Table of contents

 

Jobs With Checkpoint options:

Slurm has an option to checkpoint your running jobs every X time, checkpoint-able jobs are needed for securing your progress on a preempted partitions or if you are running a very long job you will want to make checkpoints to have an option of stopping and continuing the job from your checkpoint.

Currently there are two partitions with timelimit of 1, 7 and 31 days that are made for check-pointing: ckptdell(ckptdell1d, ckptdell7d, ckptdell31d) and ckpthp(ckpthp1d, ckpthp7d, ckpthp31d)

Below you can see the example of sbatch job script that will make checkpoint every  6 hours:

!/bin/bash
#SBATCH --job-name=CheckpointableJobExample
#SBATCH --ntasks=1
#SBATCH --nodes=1
#SBATCH --partition=ckptdell1d
#SBATCH --checkpoint=360  # Time in minutes, every X minutes to make a checkpoint
#SBATCH --checkpoint-dir=/data/ckpt # Default place where your checkpoints will be created, you can change it to other place in your home folder


#
# The following lines needed for checkponting. ##restarterOpts="StickToNodes" # Use the stick to nodes option only if your job cannot be resubmitted to other machines that was from beginning restarterOpts="" . /data/scripts/include_for_checkpointing

### From here you can start editing your job commands

for i in {1..300}; do
echo -n "$i:    "
date
sleep 2
done

*ckpt partitions made for checkpoint-able jobs and has lower priority then hive partitions, that means that every ckpt job can be preempted and restarted by any higher priority job from hive or private partitions.

Attention: If your job with checkpoints will stop and then started again, your job will continue from progress of the last checkpoint that was made and not from the second before the job was stopped.

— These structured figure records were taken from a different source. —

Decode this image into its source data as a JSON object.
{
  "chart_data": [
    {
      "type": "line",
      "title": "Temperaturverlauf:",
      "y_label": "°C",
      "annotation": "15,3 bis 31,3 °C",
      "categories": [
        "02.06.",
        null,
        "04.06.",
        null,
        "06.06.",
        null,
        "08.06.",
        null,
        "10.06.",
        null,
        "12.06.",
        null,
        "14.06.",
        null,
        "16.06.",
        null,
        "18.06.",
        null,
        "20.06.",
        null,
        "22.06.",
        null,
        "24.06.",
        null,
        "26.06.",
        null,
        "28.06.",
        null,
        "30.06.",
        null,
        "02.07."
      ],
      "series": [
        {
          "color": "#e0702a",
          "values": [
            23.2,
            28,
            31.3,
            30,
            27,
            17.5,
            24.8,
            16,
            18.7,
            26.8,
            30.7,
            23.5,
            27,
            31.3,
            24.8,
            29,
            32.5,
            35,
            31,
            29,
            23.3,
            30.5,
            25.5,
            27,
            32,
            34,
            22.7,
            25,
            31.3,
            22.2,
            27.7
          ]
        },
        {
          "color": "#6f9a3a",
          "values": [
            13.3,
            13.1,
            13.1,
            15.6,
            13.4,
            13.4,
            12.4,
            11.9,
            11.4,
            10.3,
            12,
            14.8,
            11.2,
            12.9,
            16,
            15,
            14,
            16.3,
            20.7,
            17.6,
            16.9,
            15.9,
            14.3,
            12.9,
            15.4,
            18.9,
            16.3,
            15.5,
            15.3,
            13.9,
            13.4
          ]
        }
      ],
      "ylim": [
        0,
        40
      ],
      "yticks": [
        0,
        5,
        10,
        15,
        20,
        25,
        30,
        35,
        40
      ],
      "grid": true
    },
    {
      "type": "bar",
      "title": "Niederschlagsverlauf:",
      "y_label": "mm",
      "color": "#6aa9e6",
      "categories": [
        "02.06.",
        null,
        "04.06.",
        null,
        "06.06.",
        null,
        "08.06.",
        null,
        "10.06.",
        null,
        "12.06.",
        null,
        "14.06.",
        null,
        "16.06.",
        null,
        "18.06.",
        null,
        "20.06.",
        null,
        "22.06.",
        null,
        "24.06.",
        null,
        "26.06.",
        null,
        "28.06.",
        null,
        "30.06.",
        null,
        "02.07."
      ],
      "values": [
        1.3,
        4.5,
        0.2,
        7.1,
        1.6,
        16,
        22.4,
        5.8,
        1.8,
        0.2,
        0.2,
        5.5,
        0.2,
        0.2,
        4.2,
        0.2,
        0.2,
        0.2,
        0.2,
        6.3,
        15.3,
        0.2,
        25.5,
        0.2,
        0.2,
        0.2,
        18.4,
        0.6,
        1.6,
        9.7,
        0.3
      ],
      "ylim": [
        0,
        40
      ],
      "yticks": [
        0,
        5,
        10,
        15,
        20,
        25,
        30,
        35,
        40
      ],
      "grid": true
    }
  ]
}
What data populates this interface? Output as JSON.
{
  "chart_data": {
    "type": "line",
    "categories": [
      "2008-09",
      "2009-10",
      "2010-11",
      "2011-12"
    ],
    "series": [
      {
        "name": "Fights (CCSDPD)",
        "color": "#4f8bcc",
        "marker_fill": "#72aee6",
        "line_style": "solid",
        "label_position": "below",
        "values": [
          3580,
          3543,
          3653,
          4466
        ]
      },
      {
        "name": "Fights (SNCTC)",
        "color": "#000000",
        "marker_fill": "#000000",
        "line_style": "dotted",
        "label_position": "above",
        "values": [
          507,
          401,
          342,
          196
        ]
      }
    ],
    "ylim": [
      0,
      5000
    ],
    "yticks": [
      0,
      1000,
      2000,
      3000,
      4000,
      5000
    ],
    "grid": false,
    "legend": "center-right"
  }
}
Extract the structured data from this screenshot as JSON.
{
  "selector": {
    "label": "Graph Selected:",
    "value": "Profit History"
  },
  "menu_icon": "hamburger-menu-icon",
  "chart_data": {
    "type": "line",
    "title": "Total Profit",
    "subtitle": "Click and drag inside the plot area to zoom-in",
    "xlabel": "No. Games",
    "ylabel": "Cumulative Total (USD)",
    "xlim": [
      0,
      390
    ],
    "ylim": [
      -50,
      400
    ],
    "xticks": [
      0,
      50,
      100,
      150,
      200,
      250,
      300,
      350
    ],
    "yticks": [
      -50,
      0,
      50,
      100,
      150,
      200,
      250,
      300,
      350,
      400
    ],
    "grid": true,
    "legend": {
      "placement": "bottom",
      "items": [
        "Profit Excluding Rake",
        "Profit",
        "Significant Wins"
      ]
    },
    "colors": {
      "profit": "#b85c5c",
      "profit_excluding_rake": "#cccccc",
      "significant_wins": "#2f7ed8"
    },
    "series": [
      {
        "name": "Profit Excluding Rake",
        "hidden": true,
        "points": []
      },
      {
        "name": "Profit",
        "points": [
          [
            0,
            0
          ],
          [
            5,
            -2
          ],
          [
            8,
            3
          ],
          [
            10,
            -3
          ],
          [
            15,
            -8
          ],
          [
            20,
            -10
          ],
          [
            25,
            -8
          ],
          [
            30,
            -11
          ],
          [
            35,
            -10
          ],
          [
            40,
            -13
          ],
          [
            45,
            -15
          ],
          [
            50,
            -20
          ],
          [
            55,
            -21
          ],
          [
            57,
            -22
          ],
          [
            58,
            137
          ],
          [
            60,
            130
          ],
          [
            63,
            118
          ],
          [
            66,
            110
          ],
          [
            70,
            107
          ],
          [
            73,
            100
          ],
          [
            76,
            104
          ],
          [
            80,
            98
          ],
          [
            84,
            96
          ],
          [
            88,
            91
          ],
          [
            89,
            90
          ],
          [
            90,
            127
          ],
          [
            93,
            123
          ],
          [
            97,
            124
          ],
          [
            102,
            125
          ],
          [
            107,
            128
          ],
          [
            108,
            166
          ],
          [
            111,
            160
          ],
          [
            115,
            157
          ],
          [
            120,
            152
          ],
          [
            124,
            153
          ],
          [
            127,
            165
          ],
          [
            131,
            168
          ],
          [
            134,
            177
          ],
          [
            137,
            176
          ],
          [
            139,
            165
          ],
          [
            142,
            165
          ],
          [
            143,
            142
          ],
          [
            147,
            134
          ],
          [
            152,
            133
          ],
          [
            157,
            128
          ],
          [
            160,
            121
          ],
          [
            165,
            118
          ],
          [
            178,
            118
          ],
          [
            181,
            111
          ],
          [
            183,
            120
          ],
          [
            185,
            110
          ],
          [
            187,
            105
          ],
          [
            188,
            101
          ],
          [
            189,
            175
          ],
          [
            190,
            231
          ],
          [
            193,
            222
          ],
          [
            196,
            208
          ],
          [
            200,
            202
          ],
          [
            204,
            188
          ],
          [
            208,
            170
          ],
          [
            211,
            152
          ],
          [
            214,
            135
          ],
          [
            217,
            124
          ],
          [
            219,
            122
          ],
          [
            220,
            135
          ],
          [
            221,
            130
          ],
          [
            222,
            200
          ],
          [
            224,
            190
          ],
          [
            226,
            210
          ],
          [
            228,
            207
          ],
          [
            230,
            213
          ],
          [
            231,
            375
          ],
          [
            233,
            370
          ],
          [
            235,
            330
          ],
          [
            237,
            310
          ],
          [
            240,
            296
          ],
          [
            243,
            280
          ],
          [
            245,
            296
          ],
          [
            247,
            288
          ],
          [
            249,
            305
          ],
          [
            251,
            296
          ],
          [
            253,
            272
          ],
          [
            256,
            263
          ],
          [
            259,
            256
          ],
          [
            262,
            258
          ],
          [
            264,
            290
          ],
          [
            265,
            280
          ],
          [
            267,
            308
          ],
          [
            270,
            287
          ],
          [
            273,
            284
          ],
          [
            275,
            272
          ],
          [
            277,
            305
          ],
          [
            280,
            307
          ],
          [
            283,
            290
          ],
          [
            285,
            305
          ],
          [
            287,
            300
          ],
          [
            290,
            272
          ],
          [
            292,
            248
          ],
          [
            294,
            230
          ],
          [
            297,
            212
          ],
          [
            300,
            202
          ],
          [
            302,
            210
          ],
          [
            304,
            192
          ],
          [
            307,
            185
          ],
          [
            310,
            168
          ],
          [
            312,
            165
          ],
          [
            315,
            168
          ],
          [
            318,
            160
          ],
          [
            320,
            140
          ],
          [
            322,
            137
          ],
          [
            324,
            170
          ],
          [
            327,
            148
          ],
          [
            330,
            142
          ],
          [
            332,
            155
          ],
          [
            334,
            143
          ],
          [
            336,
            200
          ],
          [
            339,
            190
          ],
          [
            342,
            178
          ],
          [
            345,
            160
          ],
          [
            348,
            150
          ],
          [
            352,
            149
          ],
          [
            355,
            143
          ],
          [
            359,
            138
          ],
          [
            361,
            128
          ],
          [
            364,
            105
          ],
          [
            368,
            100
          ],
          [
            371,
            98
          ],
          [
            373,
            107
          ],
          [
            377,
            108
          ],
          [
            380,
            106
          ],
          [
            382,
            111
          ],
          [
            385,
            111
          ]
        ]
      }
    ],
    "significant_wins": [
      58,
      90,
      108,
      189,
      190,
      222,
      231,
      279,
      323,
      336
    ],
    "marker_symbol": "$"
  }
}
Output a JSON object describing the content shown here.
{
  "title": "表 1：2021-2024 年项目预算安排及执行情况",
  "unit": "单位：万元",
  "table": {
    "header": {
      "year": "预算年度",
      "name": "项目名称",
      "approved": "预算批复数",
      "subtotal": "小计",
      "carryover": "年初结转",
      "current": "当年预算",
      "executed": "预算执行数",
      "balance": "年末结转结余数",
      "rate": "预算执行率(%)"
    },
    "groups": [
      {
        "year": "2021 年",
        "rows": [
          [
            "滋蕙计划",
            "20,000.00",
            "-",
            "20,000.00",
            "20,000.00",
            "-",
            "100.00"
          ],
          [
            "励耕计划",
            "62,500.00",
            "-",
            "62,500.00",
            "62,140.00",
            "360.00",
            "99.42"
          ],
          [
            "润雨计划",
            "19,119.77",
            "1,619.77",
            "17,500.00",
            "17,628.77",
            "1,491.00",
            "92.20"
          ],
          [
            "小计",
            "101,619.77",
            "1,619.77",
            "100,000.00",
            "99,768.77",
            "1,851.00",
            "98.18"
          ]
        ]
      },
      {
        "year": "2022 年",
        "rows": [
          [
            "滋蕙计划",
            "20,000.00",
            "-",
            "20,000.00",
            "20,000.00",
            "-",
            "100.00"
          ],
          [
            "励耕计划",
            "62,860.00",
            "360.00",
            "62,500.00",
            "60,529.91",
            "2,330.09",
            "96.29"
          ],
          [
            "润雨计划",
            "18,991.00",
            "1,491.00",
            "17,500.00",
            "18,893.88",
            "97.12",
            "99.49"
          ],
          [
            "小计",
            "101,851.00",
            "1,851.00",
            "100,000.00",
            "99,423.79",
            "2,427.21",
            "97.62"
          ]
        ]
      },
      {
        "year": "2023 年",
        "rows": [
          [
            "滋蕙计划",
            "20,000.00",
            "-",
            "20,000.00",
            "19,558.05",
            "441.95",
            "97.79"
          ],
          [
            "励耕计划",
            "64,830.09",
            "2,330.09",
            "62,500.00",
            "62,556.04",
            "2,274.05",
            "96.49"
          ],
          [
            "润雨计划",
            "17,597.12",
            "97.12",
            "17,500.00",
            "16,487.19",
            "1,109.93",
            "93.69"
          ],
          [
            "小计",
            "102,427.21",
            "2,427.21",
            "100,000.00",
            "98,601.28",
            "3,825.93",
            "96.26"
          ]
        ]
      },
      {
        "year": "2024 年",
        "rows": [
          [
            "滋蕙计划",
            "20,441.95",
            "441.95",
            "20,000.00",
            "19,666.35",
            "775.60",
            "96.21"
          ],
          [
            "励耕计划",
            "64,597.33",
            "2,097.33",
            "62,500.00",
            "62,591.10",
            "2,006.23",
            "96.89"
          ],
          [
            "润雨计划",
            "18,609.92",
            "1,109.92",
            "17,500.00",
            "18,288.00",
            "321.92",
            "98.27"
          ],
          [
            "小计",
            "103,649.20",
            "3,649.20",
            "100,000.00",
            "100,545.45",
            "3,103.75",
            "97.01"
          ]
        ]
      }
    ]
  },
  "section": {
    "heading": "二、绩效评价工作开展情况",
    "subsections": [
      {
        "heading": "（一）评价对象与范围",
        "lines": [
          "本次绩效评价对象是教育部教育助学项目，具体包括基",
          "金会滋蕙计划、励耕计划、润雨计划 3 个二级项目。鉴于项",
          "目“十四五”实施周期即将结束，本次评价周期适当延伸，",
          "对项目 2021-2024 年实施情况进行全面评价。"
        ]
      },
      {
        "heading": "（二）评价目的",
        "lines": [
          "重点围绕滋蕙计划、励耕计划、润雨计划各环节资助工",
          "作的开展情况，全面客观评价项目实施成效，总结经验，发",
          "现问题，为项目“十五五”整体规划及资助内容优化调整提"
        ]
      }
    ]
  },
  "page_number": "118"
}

Limitations: The checkpoint option has some limitations on few types of jobs, below you can see list of job types that will not work with the checkpoint option:

  • BLCR will not checkpoint and/or restore open sockets (TCP/IP, Unix domain, etc.). At restart time any sockets will appear to have been closed.
  • BLCR will not checkpoint and/or restore open character or block devices (e.g. serial ports or raw partitions). At restart time any devices will appear to have been closed.
  • BLCR does not handle SysV IPC objects (man 5 ipc). Such resources are silently ignored at checkpoint time and are not restored.
  • If a checkpoint is taken of a process with any "zombie" children, then these children will not be recreated at restart time. A "zombie" is defined as a process that has exited, but who's exit status has not yet been reaped by its parent (via wait() or a related function). This means that a wait()-family call made after a restart will never return a status for such a child.